Not clear if the author realises that all commercial SQL database engines support querying of the database's metadata using SQL. Or maybe I have misunderstood - I only skimmed the article.

Yeah, this seemed like a very long way to say, "Our RDBMS has system catalogs," as if it's 1987.

But then, they're also doing JOINs with the USING clause, which seems like one of those things that everybody tries... until they hit one of the several reasons not to use them, and then they go back to the ON clause which is explicit and concrete and works great in all cases.

Personally, I'd like to hear more about the claims made about Snowflake IDs.

  • > doing JOINs with the USING clause

    I'm ashamed to say that despite using SQL from the late 1980s, and as someone that likes reading manuals and text books, I'd never come across USING. Probably a bit late for me now to use it (or not) :-(

    • I didn't really write USING in anger until around 10 years ago, and I have been around a long time too.

      Not all databases support it. But once you start using it (pun) - a lot of naming conventions snap into place.

      It has some funky semantics you should be aware of.
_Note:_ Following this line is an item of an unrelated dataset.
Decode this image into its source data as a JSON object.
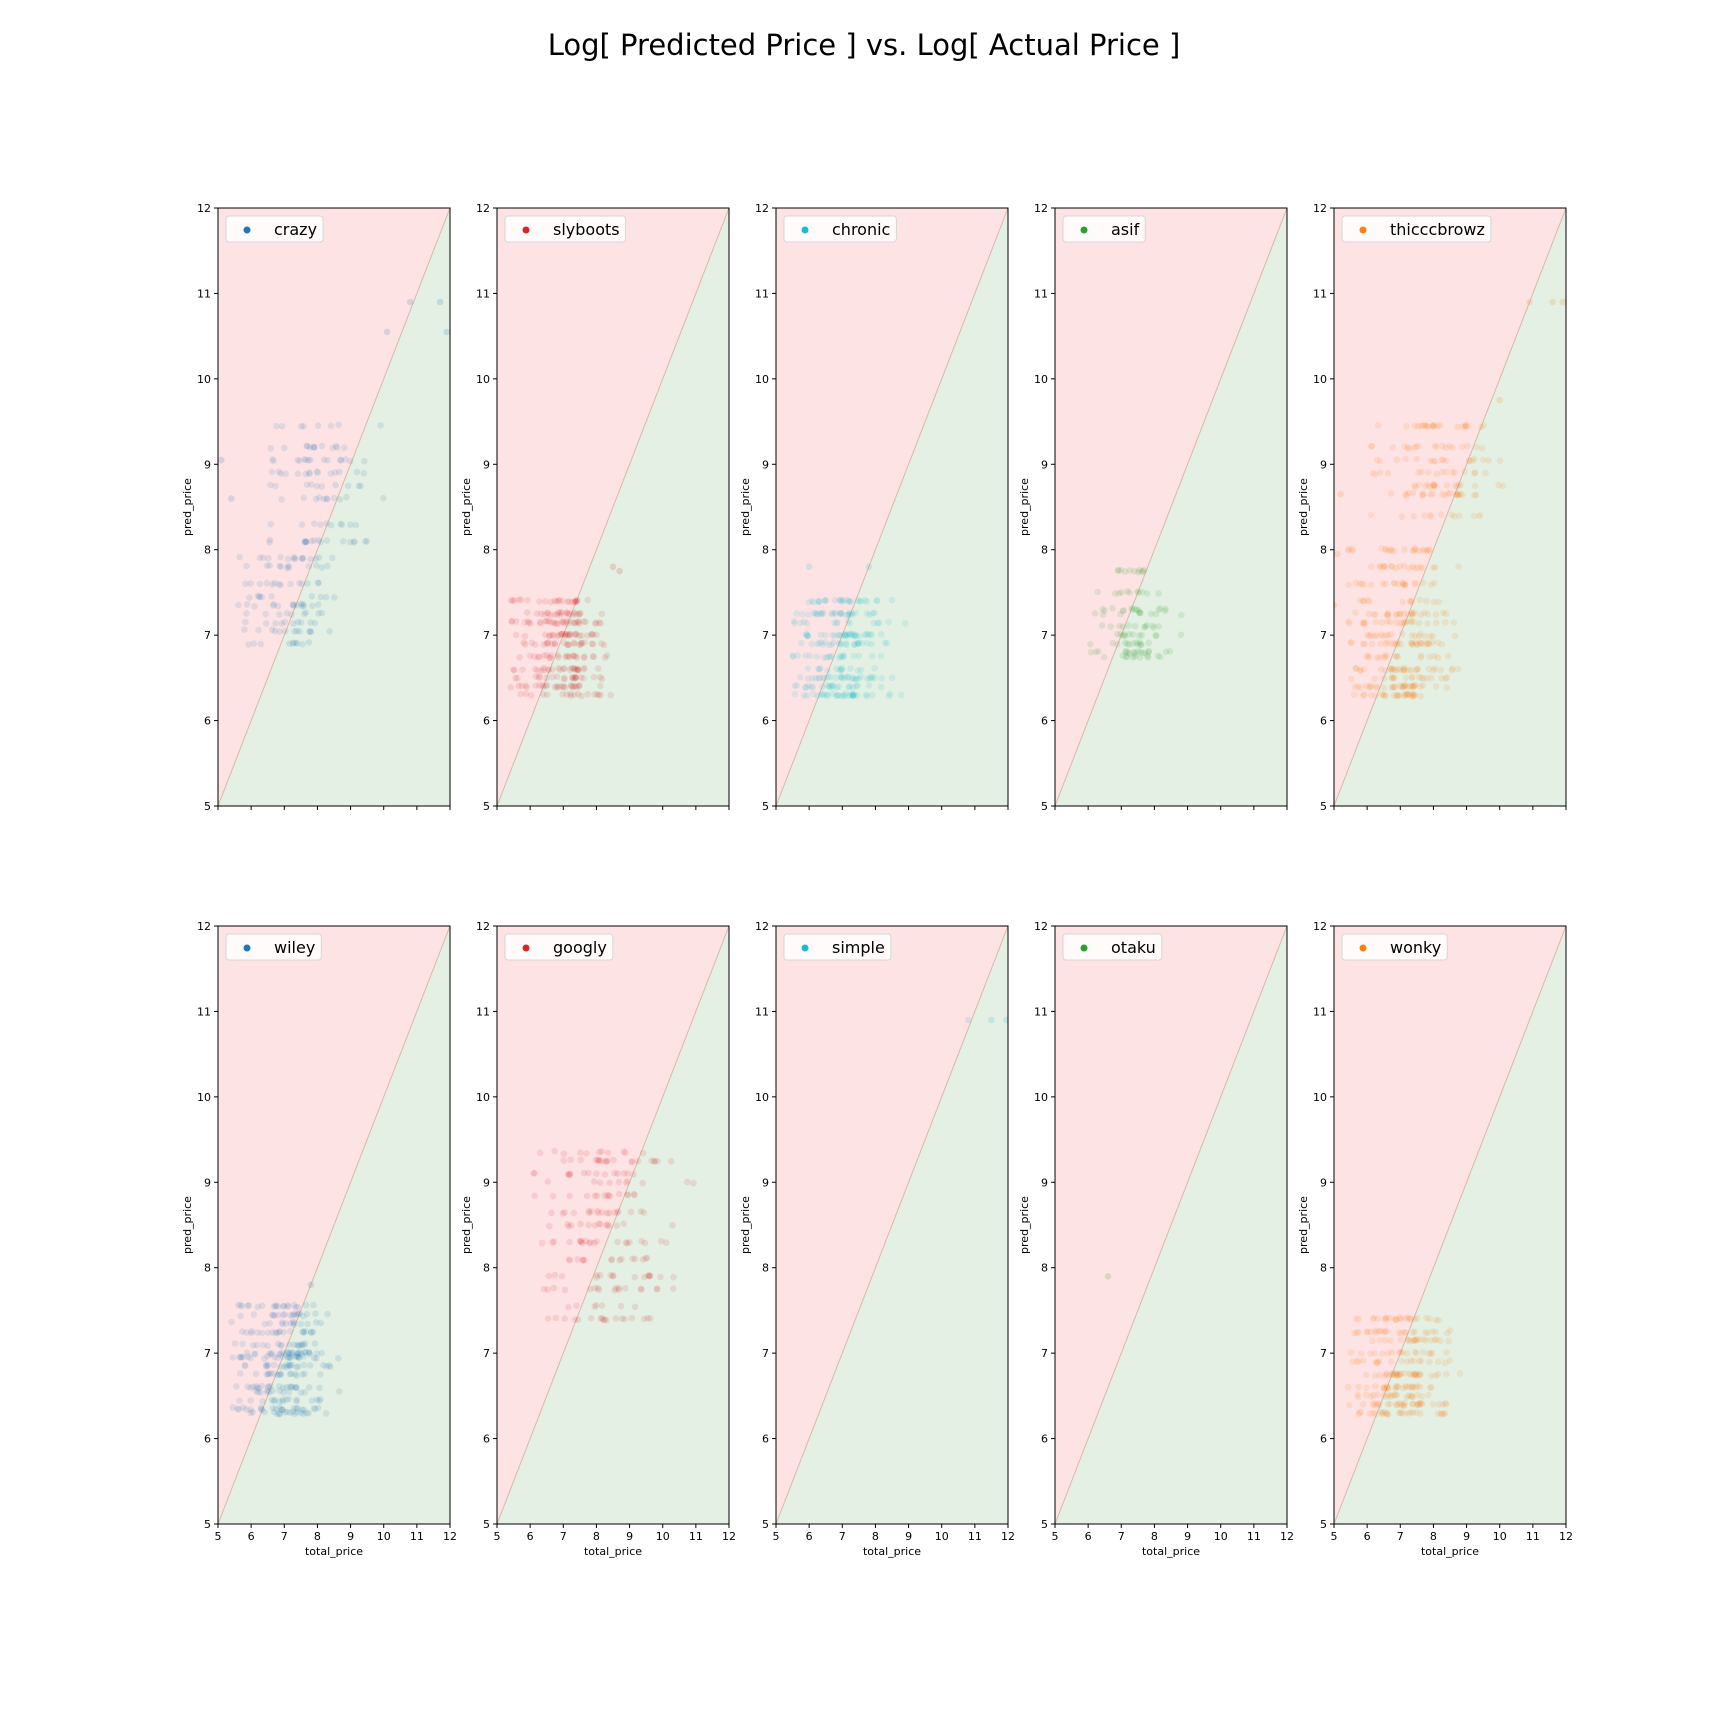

Consider this:

        CREATE TABLE foo (x INT);
      
        CREATE TABLE bar (x INT);
      
        SELECT \* FROM foo JOIN bar USING (x);
      
      
      

      There is only one `x` in the above `SELECT *` - the automatically disambiguated one. Which is typically want you want.

    • I've used SQL for around a decade and also never came across it. I'm maintaining SQL code with hundreds if not thousands of basic primary key joins and this could make those queries way more concise. Now I want to know the reasons for not using USING!

      2 replies →

  • @da_chicken: You can read more about Snowflake ID in the Wiki page linked in the article.

    The short story:

    They are bit like UUID in that you can generate them across a system in a distributed way without coordination. Unlike UUID they are only 64-bit.
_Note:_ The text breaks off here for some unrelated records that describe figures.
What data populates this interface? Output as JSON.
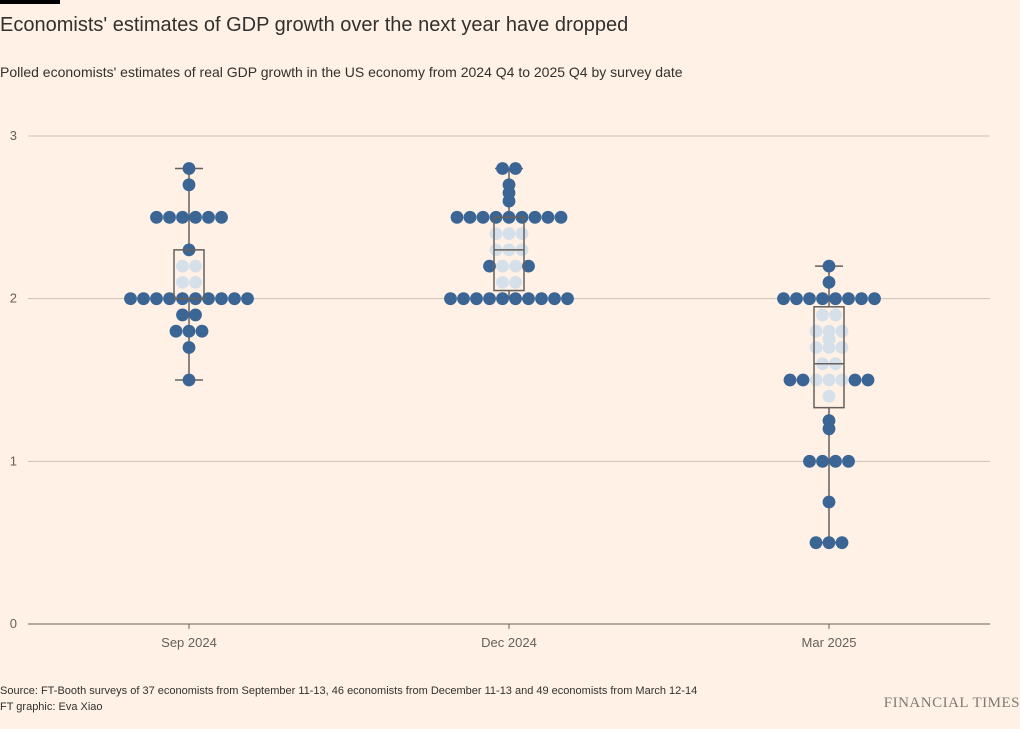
{
  "title": "Economists' estimates of GDP growth over the next year have dropped",
  "subtitle": "Polled economists' estimates of real GDP growth in the US economy from 2024 Q4 to 2025 Q4 by survey date",
  "source": "Source: FT-Booth surveys of 37 economists from September 11-13, 46 economists from December 11-13 and 49 economists from March 12-14",
  "credit": "FT graphic: Eva Xiao",
  "logo": "FINANCIAL TIMES",
  "colors": {
    "background": "#FFF1E5",
    "dot": "#3A6595",
    "dot_light": "#D5E0EA",
    "box": "#66605C",
    "grid": "#CCC1B7"
  },
  "chart_data": {
    "type": "scatter",
    "subtype": "beeswarm-boxplot",
    "ylim": [
      0,
      3
    ],
    "yticks": [
      "0",
      "1",
      "2",
      "3"
    ],
    "grid": true,
    "categories": [
      "Sep 2024",
      "Dec 2024",
      "Mar 2025"
    ],
    "series": [
      {
        "category": "Sep 2024",
        "values": [
          1.5,
          1.7,
          1.8,
          1.8,
          1.8,
          1.9,
          1.9,
          2.0,
          2.0,
          2.0,
          2.0,
          2.0,
          2.0,
          2.0,
          2.0,
          2.0,
          2.0,
          2.1,
          2.1,
          2.2,
          2.2,
          2.3,
          2.5,
          2.5,
          2.5,
          2.5,
          2.5,
          2.5,
          2.7,
          2.8
        ],
        "box": {
          "min": 1.5,
          "q1": 2.0,
          "median": 2.0,
          "q3": 2.3,
          "max": 2.8
        }
      },
      {
        "category": "Dec 2024",
        "values": [
          2.0,
          2.0,
          2.0,
          2.0,
          2.0,
          2.0,
          2.0,
          2.0,
          2.0,
          2.0,
          2.1,
          2.1,
          2.2,
          2.2,
          2.2,
          2.2,
          2.3,
          2.3,
          2.3,
          2.4,
          2.4,
          2.4,
          2.5,
          2.5,
          2.5,
          2.5,
          2.5,
          2.5,
          2.5,
          2.5,
          2.5,
          2.6,
          2.65,
          2.7,
          2.8,
          2.8
        ],
        "box": {
          "min": 2.0,
          "q1": 2.05,
          "median": 2.3,
          "q3": 2.5,
          "max": 2.8
        }
      },
      {
        "category": "Mar 2025",
        "values": [
          0.5,
          0.5,
          0.5,
          0.75,
          1.0,
          1.0,
          1.0,
          1.0,
          1.2,
          1.25,
          1.4,
          1.5,
          1.5,
          1.5,
          1.5,
          1.5,
          1.5,
          1.5,
          1.6,
          1.6,
          1.7,
          1.7,
          1.7,
          1.75,
          1.8,
          1.8,
          1.8,
          1.9,
          1.9,
          2.0,
          2.0,
          2.0,
          2.0,
          2.0,
          2.0,
          2.0,
          2.0,
          2.1,
          2.2
        ],
        "box": {
          "min": 0.5,
          "q1": 1.33,
          "median": 1.6,
          "q3": 1.95,
          "max": 2.2
        }
      }
    ]
  }
}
    The first bits of the snowflake ID are structured in such a way that the values end up roughly sequentially ordered on disk. That makes them great for large tables where you need to locate specific values (such a those that store query information).
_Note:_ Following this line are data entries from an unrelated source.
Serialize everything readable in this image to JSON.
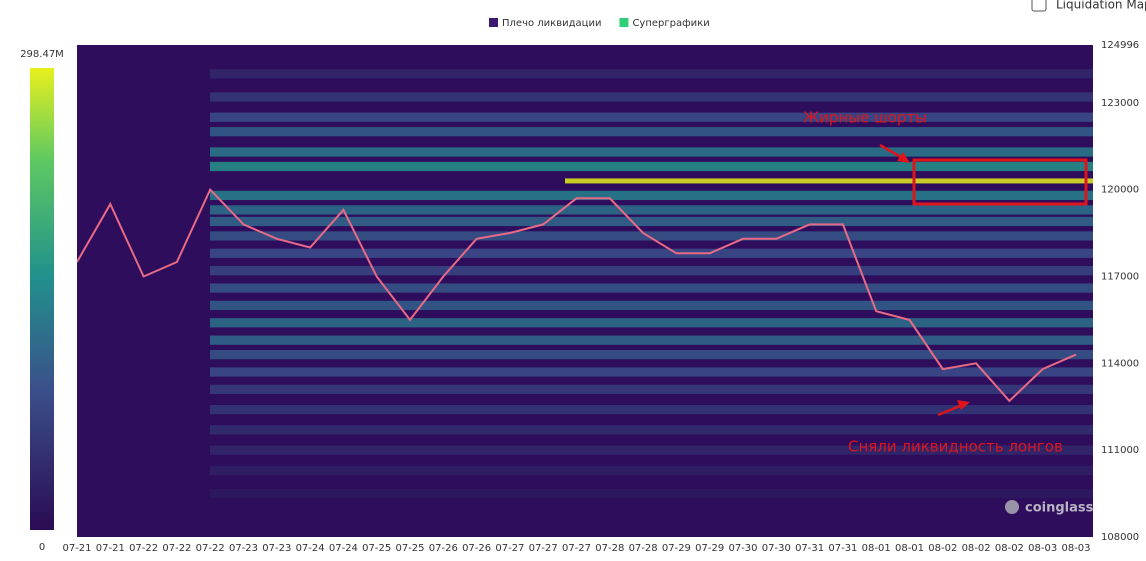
{
  "chart_data": {
    "type": "heatmap",
    "checkbox_label": "Liquidation Map",
    "series": [
      {
        "name": "Плечо ликвидации",
        "color": "#3d1a6e"
      },
      {
        "name": "Суперграфики",
        "color": "#2fcf7a"
      }
    ],
    "colorbar_lim": [
      0,
      298470000
    ],
    "colorbar_ticks": [
      0,
      {
        "value": 298470000,
        "label": "298.47M"
      }
    ],
    "categories": [
      "07-21",
      "07-21",
      "07-22",
      "07-22",
      "07-22",
      "07-23",
      "07-23",
      "07-24",
      "07-24",
      "07-25",
      "07-25",
      "07-26",
      "07-26",
      "07-27",
      "07-27",
      "07-27",
      "07-28",
      "07-28",
      "07-29",
      "07-29",
      "07-30",
      "07-30",
      "07-31",
      "07-31",
      "08-01",
      "08-01",
      "08-02",
      "08-02",
      "08-02",
      "08-03",
      "08-03"
    ],
    "price": [
      117500,
      119500,
      117000,
      117500,
      120000,
      118800,
      118300,
      118000,
      119300,
      117000,
      115500,
      117000,
      118300,
      118500,
      118800,
      119700,
      119700,
      118500,
      117800,
      117800,
      118300,
      118300,
      118800,
      118800,
      115800,
      115500,
      113800,
      114000,
      112700,
      113800,
      114300
    ],
    "ylim": [
      108000,
      124996
    ],
    "yticks": [
      108000,
      111000,
      114000,
      117000,
      120000,
      123000,
      124996
    ],
    "levels": [
      124000,
      123200,
      122500,
      122000,
      121300,
      120800,
      120300,
      119800,
      119300,
      118900,
      118400,
      117800,
      117200,
      116600,
      116000,
      115400,
      114800,
      114300,
      113700,
      113100,
      112400,
      111700,
      111000,
      110300,
      109500
    ],
    "intensity": [
      40000000,
      60000000,
      90000000,
      110000000,
      140000000,
      170000000,
      298470000,
      150000000,
      130000000,
      120000000,
      100000000,
      90000000,
      80000000,
      100000000,
      110000000,
      130000000,
      120000000,
      100000000,
      90000000,
      70000000,
      60000000,
      50000000,
      40000000,
      30000000,
      20000000
    ],
    "annotations": [
      "Жирные шорты",
      "Сняли ликвидность лонгов"
    ],
    "watermark": "coinglass"
  }
}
I don't think it's as easy to do the example in the article just by using information_schema.

> Which tables have a column with the name country where that column has more than two different values

But on their product page, the definition of floesql left me puzzled

> It uses intelligent caching and LLVM-based vectorized execution to deliver the query execution speed your business users expect.

> With its powerful query planner, FloeSQL executes queries with lots of joins and complicated SQL syntax without breaking your budget.

  • INFORMATION_SCHEMA is a good start, but it does not get you to full metadata flexibility. The columns you need just aren't there. It is good to have a standard for the metadata - but the standard isn't ambitious enough (a point I also make in the blog and as you observe, the sample query isn't possible on Information Schema alone)

    The Floe engine is a full database on top of Iceberg and Delta storage. The system views are just the tip of the iceberg. We will be blogging more about what we are building.

    • Good, execution planning for majors DBMS didn't receive any ground breaking evolution because it can be considered a "solved" problem but I'm always curious about new ways to address it.

Differently though, AFAIR PostgreSQL does most of the schema changes transactionally, but not MySQL.

  • I'd be too terrified to change the schema directly via SQL on the metadata tables even if the engine allowed it, transactional or not.